China fines Qualcomm $975 million

11 Feb

China fined the U.S. chipmaker Qualcomm $975 million – the highest monetary penalty that be levied against a single firm that violates Chinese antitrust laws – and curbed its ability to earn revenue from selling technology to Chinese companies according to a settlement announced on February 10.

The settlement may benefit Chinese tech giants like Huawei Technologies Co. and ZTE Corp because it requires Qualcomm to pay Chinese patent holders for the right to cross-license their technology. In the past, Chinese customers were required by Qualcomm to supply cross-licensing for those patents gratis. Huawei and ZTE aim to vie with Apple Inc. and Samsung Electronics Co. in the premium smartphone market, analysts say.

But Qualcomm was spared harsher punishment, according to a person close to the matter, the Wall Street Journal reported. Beijing could have scrapped a royalty payment system critical to Qualcomm’s revenue in China or made a legal ruling that could have adversely affected the US chipmaker’s reputation in other markets, the person said.

The reasons Beijing did not punish Qualcomm more severely were unclear.

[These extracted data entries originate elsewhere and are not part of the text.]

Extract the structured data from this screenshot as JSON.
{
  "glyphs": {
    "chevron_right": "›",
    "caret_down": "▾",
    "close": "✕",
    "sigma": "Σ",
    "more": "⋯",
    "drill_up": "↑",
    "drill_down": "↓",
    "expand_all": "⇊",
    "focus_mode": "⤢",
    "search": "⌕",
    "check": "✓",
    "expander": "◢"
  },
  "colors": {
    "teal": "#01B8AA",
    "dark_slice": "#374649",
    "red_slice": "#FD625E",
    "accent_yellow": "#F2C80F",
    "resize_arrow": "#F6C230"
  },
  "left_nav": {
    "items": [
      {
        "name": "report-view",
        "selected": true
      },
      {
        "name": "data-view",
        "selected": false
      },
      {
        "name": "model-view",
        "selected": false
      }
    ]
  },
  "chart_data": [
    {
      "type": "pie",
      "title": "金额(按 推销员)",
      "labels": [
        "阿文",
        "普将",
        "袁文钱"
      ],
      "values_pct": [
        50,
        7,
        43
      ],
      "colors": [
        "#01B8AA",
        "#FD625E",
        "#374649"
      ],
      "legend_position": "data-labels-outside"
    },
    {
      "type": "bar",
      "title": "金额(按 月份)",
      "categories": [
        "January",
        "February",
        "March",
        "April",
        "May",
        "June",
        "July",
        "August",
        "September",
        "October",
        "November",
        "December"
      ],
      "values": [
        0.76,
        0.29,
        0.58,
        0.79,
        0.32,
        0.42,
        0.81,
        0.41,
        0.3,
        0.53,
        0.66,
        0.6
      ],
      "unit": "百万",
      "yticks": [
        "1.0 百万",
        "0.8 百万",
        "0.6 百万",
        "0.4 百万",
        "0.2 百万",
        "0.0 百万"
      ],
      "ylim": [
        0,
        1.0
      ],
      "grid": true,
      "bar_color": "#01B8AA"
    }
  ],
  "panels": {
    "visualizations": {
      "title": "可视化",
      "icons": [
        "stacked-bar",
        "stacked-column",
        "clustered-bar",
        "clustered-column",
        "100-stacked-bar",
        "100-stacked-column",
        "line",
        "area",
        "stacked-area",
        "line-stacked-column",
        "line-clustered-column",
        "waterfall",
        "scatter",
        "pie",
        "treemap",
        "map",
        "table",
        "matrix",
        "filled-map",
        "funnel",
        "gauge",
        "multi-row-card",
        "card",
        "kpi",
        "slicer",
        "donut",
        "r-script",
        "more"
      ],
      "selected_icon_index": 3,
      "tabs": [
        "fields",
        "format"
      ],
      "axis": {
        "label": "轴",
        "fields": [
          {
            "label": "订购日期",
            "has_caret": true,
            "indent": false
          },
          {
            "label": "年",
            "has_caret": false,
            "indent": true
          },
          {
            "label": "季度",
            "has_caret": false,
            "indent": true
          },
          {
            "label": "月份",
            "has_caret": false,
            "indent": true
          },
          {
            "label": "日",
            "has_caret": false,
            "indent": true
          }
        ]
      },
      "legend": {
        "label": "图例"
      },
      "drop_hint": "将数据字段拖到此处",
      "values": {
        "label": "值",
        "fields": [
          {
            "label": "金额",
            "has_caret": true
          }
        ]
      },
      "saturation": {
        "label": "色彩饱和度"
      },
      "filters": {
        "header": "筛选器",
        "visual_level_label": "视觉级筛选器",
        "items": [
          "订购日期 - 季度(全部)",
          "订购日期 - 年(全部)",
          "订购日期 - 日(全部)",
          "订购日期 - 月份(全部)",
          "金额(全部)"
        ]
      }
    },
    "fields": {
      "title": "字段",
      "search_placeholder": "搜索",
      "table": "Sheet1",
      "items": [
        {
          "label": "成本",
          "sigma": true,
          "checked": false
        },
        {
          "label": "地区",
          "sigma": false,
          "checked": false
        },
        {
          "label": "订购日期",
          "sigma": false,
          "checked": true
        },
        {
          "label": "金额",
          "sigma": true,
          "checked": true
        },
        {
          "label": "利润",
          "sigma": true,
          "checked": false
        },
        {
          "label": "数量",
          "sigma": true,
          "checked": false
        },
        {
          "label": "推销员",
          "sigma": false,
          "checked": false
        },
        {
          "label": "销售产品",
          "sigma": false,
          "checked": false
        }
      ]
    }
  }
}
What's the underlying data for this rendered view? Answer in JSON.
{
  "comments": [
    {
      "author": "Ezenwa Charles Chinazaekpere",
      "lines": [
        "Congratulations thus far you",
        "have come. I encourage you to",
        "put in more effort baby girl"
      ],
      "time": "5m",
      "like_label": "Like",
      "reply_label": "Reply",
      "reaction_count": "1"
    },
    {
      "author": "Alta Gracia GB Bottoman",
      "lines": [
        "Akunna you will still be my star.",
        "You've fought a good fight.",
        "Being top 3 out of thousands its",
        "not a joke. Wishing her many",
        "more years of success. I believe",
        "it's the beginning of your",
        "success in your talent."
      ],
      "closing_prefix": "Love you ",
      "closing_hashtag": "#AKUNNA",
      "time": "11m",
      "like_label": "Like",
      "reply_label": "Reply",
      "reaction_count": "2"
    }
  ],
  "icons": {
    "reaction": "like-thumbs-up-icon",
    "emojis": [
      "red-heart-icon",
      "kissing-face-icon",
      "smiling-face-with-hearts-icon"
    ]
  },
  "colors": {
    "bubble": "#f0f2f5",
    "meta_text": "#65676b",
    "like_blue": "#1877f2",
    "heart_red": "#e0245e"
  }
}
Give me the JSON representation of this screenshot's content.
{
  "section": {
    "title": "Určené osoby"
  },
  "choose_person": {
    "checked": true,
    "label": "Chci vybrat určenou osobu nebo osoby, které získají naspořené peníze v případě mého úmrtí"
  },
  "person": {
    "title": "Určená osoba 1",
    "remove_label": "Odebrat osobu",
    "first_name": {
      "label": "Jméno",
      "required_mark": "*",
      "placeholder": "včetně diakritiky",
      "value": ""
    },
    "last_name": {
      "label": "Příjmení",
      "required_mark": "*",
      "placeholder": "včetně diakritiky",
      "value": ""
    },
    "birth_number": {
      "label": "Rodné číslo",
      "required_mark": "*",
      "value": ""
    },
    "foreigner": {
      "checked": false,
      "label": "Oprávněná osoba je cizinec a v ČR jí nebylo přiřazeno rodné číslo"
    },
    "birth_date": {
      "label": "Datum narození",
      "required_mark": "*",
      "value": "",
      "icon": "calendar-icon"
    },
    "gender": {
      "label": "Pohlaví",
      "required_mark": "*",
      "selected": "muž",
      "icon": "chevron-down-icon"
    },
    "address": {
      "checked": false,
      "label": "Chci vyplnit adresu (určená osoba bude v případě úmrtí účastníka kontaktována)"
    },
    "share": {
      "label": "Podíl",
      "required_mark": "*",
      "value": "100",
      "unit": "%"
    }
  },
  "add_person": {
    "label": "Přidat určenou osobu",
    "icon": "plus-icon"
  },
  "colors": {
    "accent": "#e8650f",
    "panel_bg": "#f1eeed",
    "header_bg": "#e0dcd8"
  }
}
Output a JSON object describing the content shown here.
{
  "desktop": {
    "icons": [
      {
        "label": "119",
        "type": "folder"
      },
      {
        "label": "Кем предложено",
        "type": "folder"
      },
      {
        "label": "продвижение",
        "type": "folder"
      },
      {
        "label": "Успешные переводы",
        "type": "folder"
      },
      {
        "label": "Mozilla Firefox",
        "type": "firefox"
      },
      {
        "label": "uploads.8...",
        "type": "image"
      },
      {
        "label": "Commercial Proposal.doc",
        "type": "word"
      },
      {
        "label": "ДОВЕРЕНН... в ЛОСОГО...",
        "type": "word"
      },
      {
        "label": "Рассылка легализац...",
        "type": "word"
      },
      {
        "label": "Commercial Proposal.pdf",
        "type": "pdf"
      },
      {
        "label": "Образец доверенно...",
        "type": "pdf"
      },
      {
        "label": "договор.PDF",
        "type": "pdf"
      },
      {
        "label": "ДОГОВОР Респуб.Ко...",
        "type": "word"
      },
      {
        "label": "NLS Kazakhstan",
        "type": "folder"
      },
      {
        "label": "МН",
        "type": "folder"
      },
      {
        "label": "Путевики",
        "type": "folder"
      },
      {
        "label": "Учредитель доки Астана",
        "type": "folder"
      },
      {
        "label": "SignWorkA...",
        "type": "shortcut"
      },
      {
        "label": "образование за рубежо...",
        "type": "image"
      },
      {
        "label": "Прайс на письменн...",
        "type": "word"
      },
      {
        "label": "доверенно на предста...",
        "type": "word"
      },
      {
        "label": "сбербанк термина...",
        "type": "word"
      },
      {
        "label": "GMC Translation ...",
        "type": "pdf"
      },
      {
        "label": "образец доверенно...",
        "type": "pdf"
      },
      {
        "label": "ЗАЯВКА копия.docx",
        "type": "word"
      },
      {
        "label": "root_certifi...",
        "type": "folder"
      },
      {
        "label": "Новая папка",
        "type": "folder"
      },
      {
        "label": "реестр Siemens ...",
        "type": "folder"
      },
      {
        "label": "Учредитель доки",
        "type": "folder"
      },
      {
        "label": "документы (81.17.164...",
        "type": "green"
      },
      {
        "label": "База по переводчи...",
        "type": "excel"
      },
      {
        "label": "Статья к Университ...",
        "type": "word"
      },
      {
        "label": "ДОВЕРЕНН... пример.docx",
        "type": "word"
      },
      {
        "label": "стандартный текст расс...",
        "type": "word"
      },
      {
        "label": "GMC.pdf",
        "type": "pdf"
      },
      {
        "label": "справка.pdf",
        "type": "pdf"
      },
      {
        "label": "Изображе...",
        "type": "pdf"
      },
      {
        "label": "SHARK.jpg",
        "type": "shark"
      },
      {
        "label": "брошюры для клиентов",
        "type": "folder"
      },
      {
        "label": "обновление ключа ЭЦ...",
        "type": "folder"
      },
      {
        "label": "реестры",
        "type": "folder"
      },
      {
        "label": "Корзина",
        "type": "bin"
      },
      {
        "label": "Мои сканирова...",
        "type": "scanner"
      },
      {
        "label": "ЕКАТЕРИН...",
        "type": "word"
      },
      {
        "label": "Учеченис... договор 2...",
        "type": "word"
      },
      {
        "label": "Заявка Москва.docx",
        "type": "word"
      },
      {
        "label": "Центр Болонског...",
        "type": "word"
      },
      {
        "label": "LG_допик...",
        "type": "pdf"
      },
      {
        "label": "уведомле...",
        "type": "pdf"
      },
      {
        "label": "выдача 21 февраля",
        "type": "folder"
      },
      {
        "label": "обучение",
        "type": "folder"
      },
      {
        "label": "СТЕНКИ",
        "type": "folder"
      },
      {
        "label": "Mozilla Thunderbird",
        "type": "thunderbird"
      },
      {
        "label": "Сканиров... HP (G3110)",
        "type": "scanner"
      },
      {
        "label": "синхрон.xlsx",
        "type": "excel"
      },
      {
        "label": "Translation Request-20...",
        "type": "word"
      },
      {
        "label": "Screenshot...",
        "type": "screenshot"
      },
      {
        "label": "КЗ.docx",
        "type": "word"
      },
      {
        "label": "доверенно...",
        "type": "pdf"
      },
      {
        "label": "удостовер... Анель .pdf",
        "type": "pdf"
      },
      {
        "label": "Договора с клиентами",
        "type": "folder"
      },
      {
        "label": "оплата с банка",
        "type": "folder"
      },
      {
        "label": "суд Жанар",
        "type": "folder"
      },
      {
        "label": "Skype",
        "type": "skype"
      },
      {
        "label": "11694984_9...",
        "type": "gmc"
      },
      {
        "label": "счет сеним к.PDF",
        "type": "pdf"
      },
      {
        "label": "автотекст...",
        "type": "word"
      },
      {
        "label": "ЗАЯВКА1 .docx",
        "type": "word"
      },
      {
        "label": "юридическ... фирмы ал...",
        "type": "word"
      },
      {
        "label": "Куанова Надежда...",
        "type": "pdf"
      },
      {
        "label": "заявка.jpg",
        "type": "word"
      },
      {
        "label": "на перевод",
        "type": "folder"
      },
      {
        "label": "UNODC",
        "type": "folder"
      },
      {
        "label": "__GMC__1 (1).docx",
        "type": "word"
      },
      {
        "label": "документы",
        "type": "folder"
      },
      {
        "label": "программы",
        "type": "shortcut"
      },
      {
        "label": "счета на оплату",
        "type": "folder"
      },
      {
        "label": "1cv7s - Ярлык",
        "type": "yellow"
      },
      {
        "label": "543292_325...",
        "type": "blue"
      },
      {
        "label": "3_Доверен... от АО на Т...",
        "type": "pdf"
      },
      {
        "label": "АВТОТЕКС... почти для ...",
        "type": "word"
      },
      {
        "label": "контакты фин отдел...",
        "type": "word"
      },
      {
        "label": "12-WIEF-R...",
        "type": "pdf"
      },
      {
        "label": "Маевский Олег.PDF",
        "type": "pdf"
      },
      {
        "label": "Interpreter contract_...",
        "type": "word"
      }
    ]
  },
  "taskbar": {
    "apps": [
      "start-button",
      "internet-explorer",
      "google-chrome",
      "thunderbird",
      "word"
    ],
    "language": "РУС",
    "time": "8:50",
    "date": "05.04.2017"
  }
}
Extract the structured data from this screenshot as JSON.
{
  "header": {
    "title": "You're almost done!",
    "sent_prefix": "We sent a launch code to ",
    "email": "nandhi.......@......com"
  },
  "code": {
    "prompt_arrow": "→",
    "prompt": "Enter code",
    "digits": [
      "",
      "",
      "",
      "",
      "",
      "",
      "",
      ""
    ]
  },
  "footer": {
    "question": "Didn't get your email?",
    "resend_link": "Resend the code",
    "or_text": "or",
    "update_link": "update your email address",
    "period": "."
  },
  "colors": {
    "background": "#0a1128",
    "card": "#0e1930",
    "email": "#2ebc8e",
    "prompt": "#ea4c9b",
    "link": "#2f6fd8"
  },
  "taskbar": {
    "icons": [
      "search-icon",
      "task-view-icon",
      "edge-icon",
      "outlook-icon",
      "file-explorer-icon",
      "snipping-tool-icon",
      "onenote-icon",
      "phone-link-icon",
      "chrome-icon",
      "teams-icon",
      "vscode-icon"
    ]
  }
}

Officials at the National Development and Reform Commission, which advised on the case, had reservations about a harsher ruling, according to the person interviewed by the Wall Street Journal.

Xu Kunlin, the NDRC’s leading antitrust regulator, said Tuesday that Qualcomm’s senior executives “showed a willingness to change,” so the NDRC decided to penalize Qualcomm a sum equal to 8% of its yearly China sales rather than the maximum of 10% permitted by Chinese law.